On 5/28/2011 4:12 PM, Bill Cunningham wrote:
> Shao Miller wrote:
>> ...
>> "A cycle" might also be called "a loop".
>>
>> double mean(double * values, int periods) {
>> double accumulator;
>> int i;
>> double average;
>>
>> accumulator = 0;
>> for (i = 0; i< periods; ++i)
>> accumulator += values[i];<-
>> average = accumulator / periods;
>> return average;
>> }
>
> I'm a little confused here. accumulator+accumulator=values[i];
> The i is being iterated. The accumulator is where the value is being stored
> right?

Shao Miller

6/5/2011 12:29:00 AM

0

On 6/4/2011 6:08 PM, Bill Cunningham wrote:
> Shao Miller wrote:
>
>> Given that your code example resembles the following previously-posted
>> code (which you've previously read and previously responded to), but
>> given that you've got errors, _please_ explain why you did not refer
>> to the previously-posted code and examine where the differences are.
>
> [...] example
>
> The post has already left my news reader. I looked for "error code" post
> and there's only a couple of posts left in the thread.

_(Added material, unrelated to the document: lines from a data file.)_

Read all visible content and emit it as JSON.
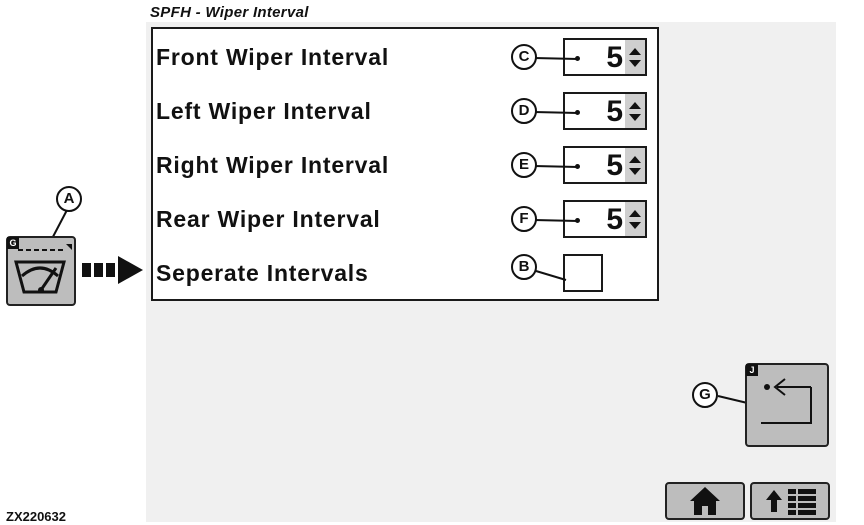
{
  "screen": {
    "title": "SPFH - Wiper Interval"
  },
  "rows": [
    {
      "label": "Front Wiper Interval",
      "value": "5",
      "callout": "C"
    },
    {
      "label": "Left Wiper Interval",
      "value": "5",
      "callout": "D"
    },
    {
      "label": "Right Wiper Interval",
      "value": "5",
      "callout": "E"
    },
    {
      "label": "Rear Wiper Interval",
      "value": "5",
      "callout": "F"
    }
  ],
  "separate": {
    "label": "Seperate Intervals",
    "callout": "B",
    "checked": false
  },
  "wiper_button": {
    "callout": "A",
    "corner_tag": "G",
    "icon": "wiper-icon"
  },
  "back_button": {
    "callout": "G",
    "corner_tag": "J",
    "icon": "back-arrow-icon"
  },
  "nav": {
    "home_icon": "home-icon",
    "menu_icon": "up-arrow-menu-icon"
  },
  "figure_code": "ZX220632"
}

Fortunately, Sjouke Burry, Lew Pitcher, Joe Pfeiffer, myself and others
seem to provid you with assistance, despite your news-reading
limitation. If you'd please try this link and keep the method in mind
for next time, I'd appreciate it:

http://lmgtfy.com/?q=bill+cunningham+error+in+co...

> I hope I'm making myself clear.

Please see below.

bill[1]:
....
3. The entertainment offered by a theater.
....

cunning[2]:
adj.
1. Marked by or given to artful subtlety and deceptiveness.
2. Executed with or exhibiting ingenuity.
....
n.
1. Skill in deception; guile.
2. Skill or adeptness in execution or performance; dexterity.

ham[3]:
....
6. A performer who overacts or exaggerates.
....

clear[4]:
....
3. Easily seen through; transparent: clear water.
....

[1] http://www.thefreedictionar...
[2] http://www.thefreedictionary.c...
[3] http://www.thefreedictiona...
[4] http://www.thefreedictionary...

Bill Cunningham

6/5/2011 2:57:00 AM

0

Shao Miller wrote:

> Fortunately, Sjouke Burry, Lew Pitcher, Joe Pfeiffer, myself and
> others seem to provid you with assistance, despite your news-reading
> limitation. If you'd please try this link and keep the method in mind
> for next time, I'd appreciate it:
>
> http://lmgtfy.com/?q=bill+cunningham+error+in+co...

Okay.

Bill